Облако дружеского общения как-то внезапно рассеялось. Альберт с грустью смотрит на меня, так и не решаясь продолжить разговор. А у меня зарождается очередное желание остаться одной, в привычной тишине, нарушаемой только собственным дыханием. Он все понимает и решает сменить тему.

– А ты знала профессора Олда? – спрашивает невзначай.

– Я?

– Ну да. У тебя лежали его статьи на столе. Мне очень жаль.

– Что? Я его не знала. Нет. Мы не были знакомы, – лепечу я, пытаясь скрыть правду.

– Ясно, – недоверчиво тянет он.

– Стоп. А почему ты сказал, что тебе очень жаль?

– Ну-у-у…

– С ним что-то случилось? – Я не могу скрыть волнения, как ни пытаюсь.

– Да. Сегодня прочитал в новостях. Анна, мне жаль, но профессор Олд сегодня скончался в больнице.

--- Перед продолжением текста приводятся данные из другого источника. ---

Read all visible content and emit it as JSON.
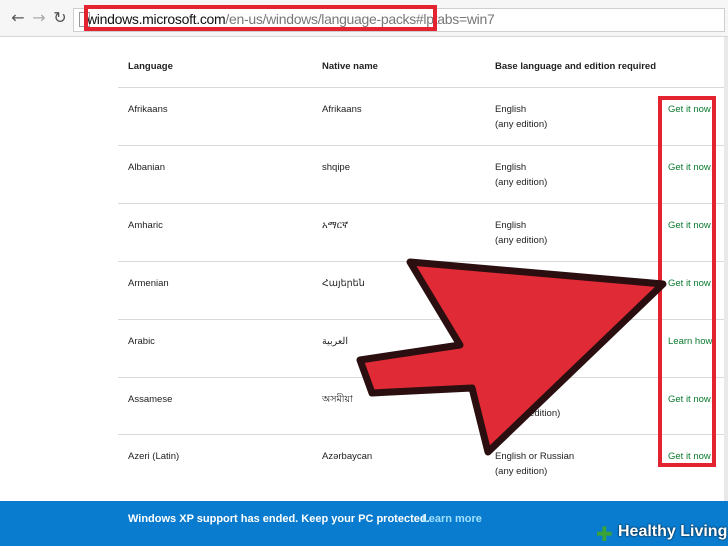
{
  "browser": {
    "url_host": "windows.microsoft.com",
    "url_path": "/en-us/windows/language-packs#lptabs=win7"
  },
  "table": {
    "headers": {
      "language": "Language",
      "native": "Native name",
      "base": "Base language and edition required"
    },
    "rows": [
      {
        "language": "Afrikaans",
        "native": "Afrikaans",
        "base_lang": "English",
        "edition": "(any edition)",
        "action": "Get it now"
      },
      {
        "language": "Albanian",
        "native": "shqipe",
        "base_lang": "English",
        "edition": "(any edition)",
        "action": "Get it now"
      },
      {
        "language": "Amharic",
        "native": "አማርኛ",
        "base_lang": "English",
        "edition": "(any edition)",
        "action": "Get it now"
      },
      {
        "language": "Armenian",
        "native": "Հայերեն",
        "base_lang": "",
        "edition": "",
        "action": "Get it now"
      },
      {
        "language": "Arabic",
        "native": "العربية",
        "base_lang": "",
        "edition": "",
        "action": "Learn how"
      },
      {
        "language": "Assamese",
        "native": "অসমীয়া",
        "base_lang": "",
        "edition": "(any edition)",
        "action": "Get it now"
      },
      {
        "language": "Azeri (Latin)",
        "native": "Azərbaycan",
        "base_lang": "English or Russian",
        "edition": "(any edition)",
        "action": "Get it now"
      }
    ]
  },
  "banner": {
    "text": "Windows XP support has ended. Keep your PC protected.",
    "link": "Learn more"
  },
  "watermark": {
    "text": "Healthy Living"
  },
  "colors": {
    "highlight": "#e32430",
    "link_green": "#0b7a2f",
    "banner_blue": "#0a7ccf"
  }
}
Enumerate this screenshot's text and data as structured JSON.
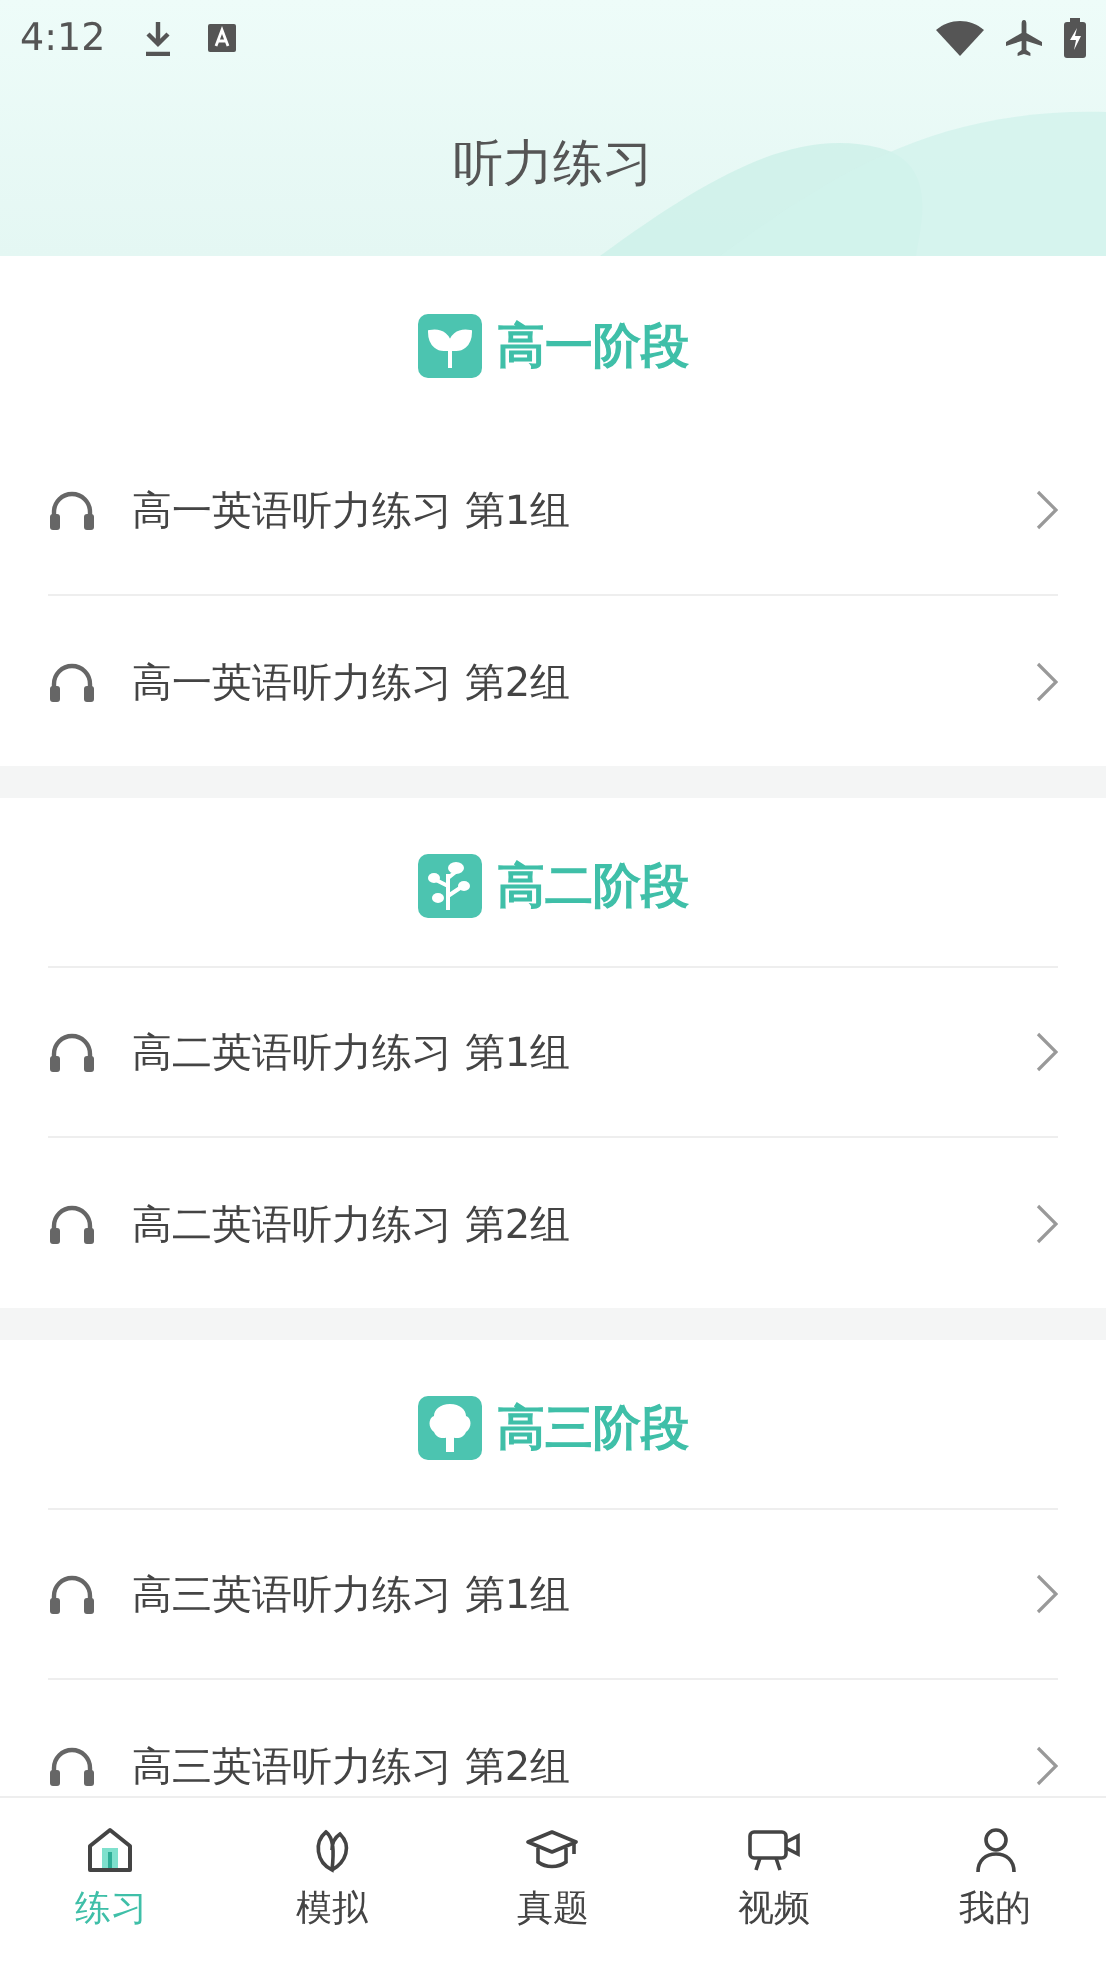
{
  "status_bar": {
    "time": "4:12"
  },
  "header": {
    "title": "听力练习"
  },
  "sections": [
    {
      "title": "高一阶段",
      "items": [
        {
          "label": "高一英语听力练习 第1组"
        },
        {
          "label": "高一英语听力练习 第2组"
        }
      ]
    },
    {
      "title": "高二阶段",
      "items": [
        {
          "label": "高二英语听力练习 第1组"
        },
        {
          "label": "高二英语听力练习 第2组"
        }
      ]
    },
    {
      "title": "高三阶段",
      "items": [
        {
          "label": "高三英语听力练习 第1组"
        },
        {
          "label": "高三英语听力练习 第2组"
        }
      ]
    }
  ],
  "bottom_nav": [
    {
      "label": "练习",
      "selected": true
    },
    {
      "label": "模拟",
      "selected": false
    },
    {
      "label": "真题",
      "selected": false
    },
    {
      "label": "视频",
      "selected": false
    },
    {
      "label": "我的",
      "selected": false
    }
  ]
}
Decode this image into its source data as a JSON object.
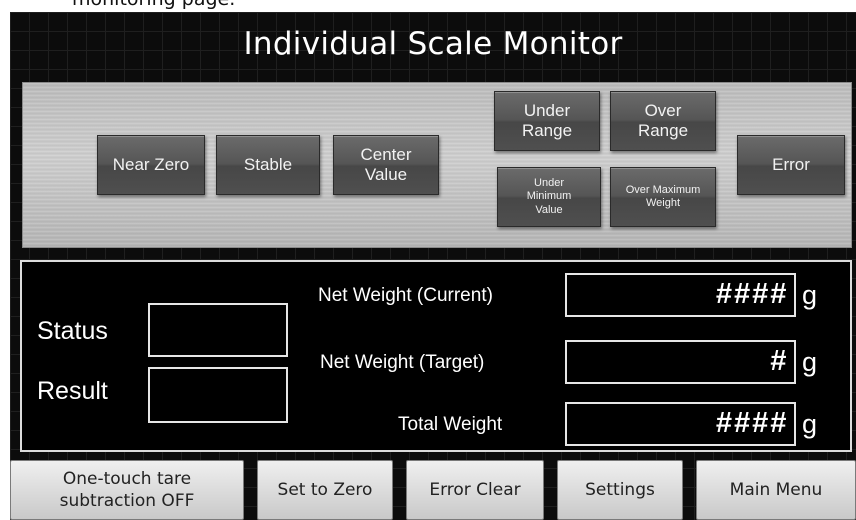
{
  "caption_fragment": "monitoring page.",
  "title": "Individual Scale Monitor",
  "lamps": {
    "near_zero": "Near Zero",
    "stable": "Stable",
    "center_value": "Center\nValue",
    "under_range": "Under\nRange",
    "over_range": "Over\nRange",
    "under_minimum_value": "Under\nMinimum\nValue",
    "over_maximum_weight": "Over Maximum\nWeight",
    "error": "Error"
  },
  "status": {
    "status_label": "Status",
    "result_label": "Result"
  },
  "weights": {
    "net_current_label": "Net Weight (Current)",
    "net_current_value": "####",
    "net_target_label": "Net Weight (Target)",
    "net_target_value": "#",
    "total_label": "Total Weight",
    "total_value": "####",
    "unit": "g"
  },
  "buttons": {
    "tare": "One-touch tare\nsubtraction OFF",
    "set_zero": "Set to Zero",
    "error_clear": "Error Clear",
    "settings": "Settings",
    "main_menu": "Main Menu"
  }
}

У меня внутри как будто что-то обрывается. Я пытаюсь сделать вдох, но тут же начинаю задыхаться.

– Что ты сказал? Нет, нет, нет! Он не мог умереть.

Альберт протягивает ко мне руку, но я отшатываюсь.

– Не надо, пожалуйста. Лучше скажи, что с ним случилось? Почему он оказался в больнице?

– На него напали. В лесу, недалеко от дома престарелых, где он проживал в последние годы.

– О мой бог, – шепчу я.

Альберт внимательно смотрит на меня, но ничего не говорит.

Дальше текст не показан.